Rudi Keller attempts to fry eggs on the sidewalk during the heat wave
2008 ice storm
In retrospect, the ice storm of 2008 was only a warmup for the 2009 edition, but it was still a mess at the time. The daylight hours of Feb. 11 brought a most peculiar phenomenon: thundersleet. The heavy sleet was then followed by freezing rain. And more freezing rain. And even more freezing rain.
By 11 PM, it started to rain something else: tree limbs. The inch-plus of ice accumulation caused branches to crash with alarming regularity. Blue flashes of light could be seen in the distance: were these lightning strikes or transformers blowing? Or both? A war zone may have been more peaceful.
Ice, ice everywhere (Photo by James Baughn)
March 2008 rainstorm
It's not unusual to break weather records. But the water that fell from the sky on March 18 didn't just break a record, it completely annihilated it. Officially, 11.49 inches of rain fell on that day at the Cape Girardeau Airport, but the rain continued into the next day, for a grand total of over 13 inches.
This radar estimate shows large swaths of pinks and purples, areas that received over 10 inches.
The "Mother of All Rainstorms" caused extensive flash flood damage at Piedmont, Poplar Bluff, Marble Hill, Allenville, and many other Missouri towns, plus longer-term flooding along the Mississippi River and Diversion Channel.
Who can forget Aaron Eisenhauer's famous Fedex Rescue photo?
Sept. 2008 remnants of Hurricane Ike
Hurricane Ike wasn't nearly the monster storm as predicted when it came ashore in Texas, but the cyclone held together surprisingly well as it swept across the Midwest on Sept. 14. The widespread winds and heavy rain led to problems throughout eastern Missouri.
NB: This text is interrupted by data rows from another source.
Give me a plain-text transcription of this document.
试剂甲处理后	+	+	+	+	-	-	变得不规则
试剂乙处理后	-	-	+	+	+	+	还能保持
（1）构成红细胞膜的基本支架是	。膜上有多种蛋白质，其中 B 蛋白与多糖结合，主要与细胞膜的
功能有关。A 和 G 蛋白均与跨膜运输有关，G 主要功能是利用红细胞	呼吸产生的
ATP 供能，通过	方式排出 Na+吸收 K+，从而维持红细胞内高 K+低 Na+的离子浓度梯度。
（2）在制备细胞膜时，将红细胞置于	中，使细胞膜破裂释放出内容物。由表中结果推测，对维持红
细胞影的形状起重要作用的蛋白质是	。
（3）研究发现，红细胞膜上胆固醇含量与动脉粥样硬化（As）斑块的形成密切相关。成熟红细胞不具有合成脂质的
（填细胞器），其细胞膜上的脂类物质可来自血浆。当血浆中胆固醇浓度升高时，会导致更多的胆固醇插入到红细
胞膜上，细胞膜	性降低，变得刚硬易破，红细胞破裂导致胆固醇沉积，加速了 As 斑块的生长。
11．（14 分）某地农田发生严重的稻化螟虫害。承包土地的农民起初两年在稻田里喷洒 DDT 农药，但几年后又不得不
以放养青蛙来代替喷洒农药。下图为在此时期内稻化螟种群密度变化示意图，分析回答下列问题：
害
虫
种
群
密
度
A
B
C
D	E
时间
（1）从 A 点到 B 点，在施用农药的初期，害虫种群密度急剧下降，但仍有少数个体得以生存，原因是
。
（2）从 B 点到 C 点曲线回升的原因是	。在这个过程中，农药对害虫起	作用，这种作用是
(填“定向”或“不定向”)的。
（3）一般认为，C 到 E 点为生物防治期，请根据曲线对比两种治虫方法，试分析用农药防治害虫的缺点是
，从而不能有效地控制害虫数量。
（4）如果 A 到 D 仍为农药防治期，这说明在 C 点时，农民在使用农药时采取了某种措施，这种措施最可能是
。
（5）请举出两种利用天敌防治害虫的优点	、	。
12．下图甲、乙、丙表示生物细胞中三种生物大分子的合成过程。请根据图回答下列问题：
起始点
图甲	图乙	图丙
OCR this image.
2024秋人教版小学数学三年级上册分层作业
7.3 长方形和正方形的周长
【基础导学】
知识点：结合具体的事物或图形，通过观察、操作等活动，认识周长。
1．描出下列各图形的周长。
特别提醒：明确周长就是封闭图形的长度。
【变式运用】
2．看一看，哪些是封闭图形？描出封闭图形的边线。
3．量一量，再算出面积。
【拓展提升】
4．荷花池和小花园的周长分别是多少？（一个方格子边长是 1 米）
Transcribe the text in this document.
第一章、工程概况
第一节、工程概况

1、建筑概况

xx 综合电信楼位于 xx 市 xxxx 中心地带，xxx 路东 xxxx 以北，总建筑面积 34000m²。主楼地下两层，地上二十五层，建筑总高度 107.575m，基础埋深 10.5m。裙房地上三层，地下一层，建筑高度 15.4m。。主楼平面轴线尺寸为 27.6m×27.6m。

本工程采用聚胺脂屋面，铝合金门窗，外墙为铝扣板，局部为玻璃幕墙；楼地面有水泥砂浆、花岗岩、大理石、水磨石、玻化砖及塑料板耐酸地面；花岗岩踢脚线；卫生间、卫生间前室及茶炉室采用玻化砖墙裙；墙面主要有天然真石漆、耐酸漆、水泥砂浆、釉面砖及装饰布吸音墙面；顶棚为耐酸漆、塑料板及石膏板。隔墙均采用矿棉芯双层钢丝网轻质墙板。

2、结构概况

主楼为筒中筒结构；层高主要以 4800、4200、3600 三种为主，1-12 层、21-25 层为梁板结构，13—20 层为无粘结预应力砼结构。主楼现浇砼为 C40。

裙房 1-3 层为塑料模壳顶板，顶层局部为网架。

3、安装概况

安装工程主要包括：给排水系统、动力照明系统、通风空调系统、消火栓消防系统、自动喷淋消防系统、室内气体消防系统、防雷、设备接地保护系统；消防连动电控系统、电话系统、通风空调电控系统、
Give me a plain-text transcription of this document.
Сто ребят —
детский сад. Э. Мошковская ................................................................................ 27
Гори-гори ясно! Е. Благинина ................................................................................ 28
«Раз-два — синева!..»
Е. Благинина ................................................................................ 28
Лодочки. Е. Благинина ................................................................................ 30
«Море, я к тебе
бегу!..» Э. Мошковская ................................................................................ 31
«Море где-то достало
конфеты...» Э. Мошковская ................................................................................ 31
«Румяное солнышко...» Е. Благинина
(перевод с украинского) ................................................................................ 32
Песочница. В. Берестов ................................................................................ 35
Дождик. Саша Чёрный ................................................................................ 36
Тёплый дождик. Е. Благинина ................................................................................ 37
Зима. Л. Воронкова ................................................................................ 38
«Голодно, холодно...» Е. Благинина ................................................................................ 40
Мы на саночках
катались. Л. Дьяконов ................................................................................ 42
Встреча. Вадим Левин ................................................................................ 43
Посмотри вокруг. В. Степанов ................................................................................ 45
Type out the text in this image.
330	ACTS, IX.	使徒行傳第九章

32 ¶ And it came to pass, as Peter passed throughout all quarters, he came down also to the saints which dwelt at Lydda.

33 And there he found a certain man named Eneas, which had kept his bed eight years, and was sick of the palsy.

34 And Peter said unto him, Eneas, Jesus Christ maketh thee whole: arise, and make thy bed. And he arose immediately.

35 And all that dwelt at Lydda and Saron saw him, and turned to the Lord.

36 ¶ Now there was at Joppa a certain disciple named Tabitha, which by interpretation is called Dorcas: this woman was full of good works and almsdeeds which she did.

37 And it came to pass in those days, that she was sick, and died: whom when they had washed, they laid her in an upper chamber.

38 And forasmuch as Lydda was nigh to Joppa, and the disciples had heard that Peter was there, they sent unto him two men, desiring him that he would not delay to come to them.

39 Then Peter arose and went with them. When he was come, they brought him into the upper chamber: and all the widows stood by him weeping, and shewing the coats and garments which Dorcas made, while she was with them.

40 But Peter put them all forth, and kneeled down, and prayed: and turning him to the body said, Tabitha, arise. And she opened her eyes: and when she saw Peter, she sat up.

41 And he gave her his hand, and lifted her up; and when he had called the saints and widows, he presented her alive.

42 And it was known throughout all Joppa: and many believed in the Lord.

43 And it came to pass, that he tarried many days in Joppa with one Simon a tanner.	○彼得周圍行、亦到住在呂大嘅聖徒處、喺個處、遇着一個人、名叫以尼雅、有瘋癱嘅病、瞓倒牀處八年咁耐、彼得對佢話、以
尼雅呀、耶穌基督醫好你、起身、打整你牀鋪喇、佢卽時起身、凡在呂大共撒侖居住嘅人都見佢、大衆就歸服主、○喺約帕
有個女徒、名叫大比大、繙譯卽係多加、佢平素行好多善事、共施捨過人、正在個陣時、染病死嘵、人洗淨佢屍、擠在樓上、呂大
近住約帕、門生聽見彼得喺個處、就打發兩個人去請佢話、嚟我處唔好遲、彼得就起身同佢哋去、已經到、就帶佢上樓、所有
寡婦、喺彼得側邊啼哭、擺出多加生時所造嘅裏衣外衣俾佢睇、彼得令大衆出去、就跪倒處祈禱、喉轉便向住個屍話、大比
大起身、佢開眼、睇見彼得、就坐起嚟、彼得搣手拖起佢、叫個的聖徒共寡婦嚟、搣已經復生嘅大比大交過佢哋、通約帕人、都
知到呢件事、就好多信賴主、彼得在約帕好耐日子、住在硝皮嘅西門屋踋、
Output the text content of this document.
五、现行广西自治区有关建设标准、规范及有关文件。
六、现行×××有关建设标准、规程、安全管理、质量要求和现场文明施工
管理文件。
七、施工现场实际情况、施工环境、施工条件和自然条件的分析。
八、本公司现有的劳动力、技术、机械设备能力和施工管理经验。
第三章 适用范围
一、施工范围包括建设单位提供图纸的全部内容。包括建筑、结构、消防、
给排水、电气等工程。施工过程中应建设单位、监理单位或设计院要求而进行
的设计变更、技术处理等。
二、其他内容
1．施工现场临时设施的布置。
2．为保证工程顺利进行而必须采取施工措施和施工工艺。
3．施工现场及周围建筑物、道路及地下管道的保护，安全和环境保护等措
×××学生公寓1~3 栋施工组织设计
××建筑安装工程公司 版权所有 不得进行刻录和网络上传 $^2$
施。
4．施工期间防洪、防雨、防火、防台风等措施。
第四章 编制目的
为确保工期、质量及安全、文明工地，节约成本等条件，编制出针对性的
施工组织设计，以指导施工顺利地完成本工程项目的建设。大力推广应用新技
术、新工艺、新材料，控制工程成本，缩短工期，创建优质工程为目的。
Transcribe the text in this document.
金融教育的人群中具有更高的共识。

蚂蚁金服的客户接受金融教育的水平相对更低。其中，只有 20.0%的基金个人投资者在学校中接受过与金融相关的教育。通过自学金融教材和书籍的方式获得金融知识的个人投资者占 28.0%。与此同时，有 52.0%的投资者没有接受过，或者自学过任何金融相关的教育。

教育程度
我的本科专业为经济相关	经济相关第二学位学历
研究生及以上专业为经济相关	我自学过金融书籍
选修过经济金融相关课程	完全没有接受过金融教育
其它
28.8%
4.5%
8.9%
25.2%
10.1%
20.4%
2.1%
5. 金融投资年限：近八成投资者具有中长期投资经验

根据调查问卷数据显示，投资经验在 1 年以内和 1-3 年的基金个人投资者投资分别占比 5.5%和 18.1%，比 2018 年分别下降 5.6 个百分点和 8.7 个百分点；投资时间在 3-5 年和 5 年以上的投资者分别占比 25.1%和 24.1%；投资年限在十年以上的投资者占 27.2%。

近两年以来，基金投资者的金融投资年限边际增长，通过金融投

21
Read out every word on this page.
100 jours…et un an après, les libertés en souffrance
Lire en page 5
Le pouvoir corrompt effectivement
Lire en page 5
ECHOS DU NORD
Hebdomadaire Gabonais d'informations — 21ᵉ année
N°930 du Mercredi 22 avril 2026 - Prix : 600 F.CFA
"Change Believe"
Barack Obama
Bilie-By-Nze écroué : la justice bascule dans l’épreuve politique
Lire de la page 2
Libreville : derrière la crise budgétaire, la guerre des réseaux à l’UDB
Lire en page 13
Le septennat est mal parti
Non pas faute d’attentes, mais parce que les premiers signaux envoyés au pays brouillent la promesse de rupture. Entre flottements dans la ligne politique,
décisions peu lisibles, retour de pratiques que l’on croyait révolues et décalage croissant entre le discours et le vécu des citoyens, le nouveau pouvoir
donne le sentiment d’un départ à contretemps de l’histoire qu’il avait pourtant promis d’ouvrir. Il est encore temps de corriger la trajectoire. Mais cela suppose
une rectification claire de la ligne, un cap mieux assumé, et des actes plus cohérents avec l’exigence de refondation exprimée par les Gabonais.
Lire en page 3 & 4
Ike did a number against this parked car in Cape Girardeau (photo by Fred Lynch)
Jan. 2009 ice storm
This is the storm that needs little introduction, the historic event that joins the "Blizzard of '79" in the Bad Weather Hall of Fame. While Cape Girardeau missed the worst of the storm (mostly), folks to the south were not so lucky.
The newspaper front cover from Jan. 29
May 8, 2009, windstorm
It wasn't a tornado. It wasn't a microburst. It resembled a hurricane, complete with "eye" and spiral bands, but the weather service doesn't want us to call it an inland hurricane.
On radar, the storm certainly appeared hurricane-ish.
It was classifieds as a derecho, a crazy storm that brought hurricane-like winds to a wide area north of Cape Girardeau.